We're excited to share with you that we have been successful in receiving a grant form the Victorian State Government's Department of Environment, Land, Water and Planning to redevelop our wildlife education and captive breeding facility. This is a critical milestone for the project as it will allow us to bring back to the Wimmera, for the first time in over 100 years, locally extinct, nationally threatened species; including: the burrowing bettong, western barred bandicoot, brush-tailed bettong and spot-tail quoll.
By creating safe havens and returning locally extinct native wildlife back to the Wimmera, we will contribute to a network of predator proof facilities and help prevent these species from becoming extinct.
Another objective of this project is to develop a high-quality wildlife education and engagement experience to improve Victorians' knowledge and awareness of biodiversity and wildlife conservation issues. By highlighting the plight of these locally extinct native species, and housing them in our safe havens at the Little Desert Nature Lodge, we will create a rare and unique chance for the community and visitors to see, experience and connect with, our cryptic threatened species, and thereby increase knowledge and awareness of these species and their conservation issues.
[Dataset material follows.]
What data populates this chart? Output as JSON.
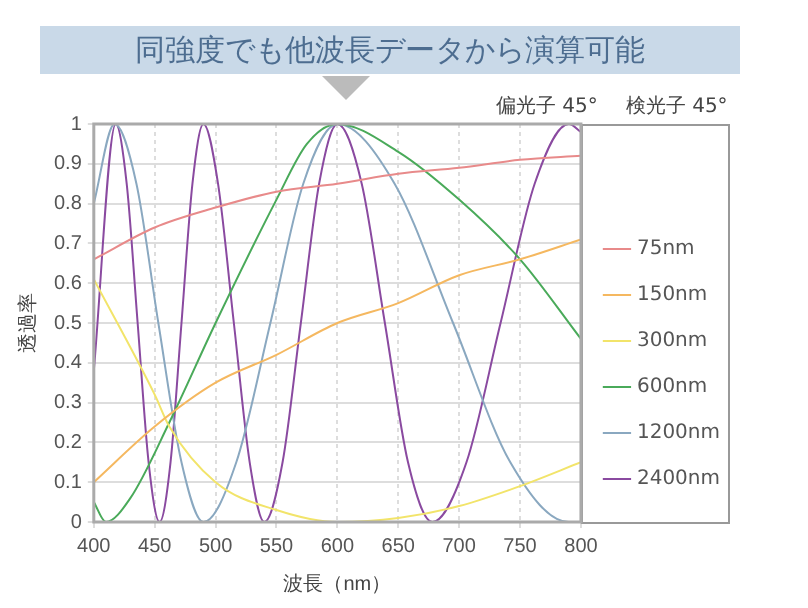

Throughout this project we will provide opportunities for volunteers and the community to participate in a meaningful wildlife conservation project and connect with nature by helping us construct this unique wildlife facility.
While we are working on the redevelopment of our captive breeding and wildlife display facilities to house and breed these rare native animals, we are continuing to develop and progress our research and rewilding reintroduction program. However, before reintroductions begin we still need to make some critical upgrades to our external predator proof fences. To make this happen we need your support to buy rolls of wire, netting, fence pins, posts and screws! So please continue to give generously!
To our amazing supporters and donors, we would again like to say thank you! Without your support we cannot continue this critical project and help conserve Australia’s weird, wonderful and highly threatened native wildlife. We look forward to keeping you up-to-date with our progress throughout the year.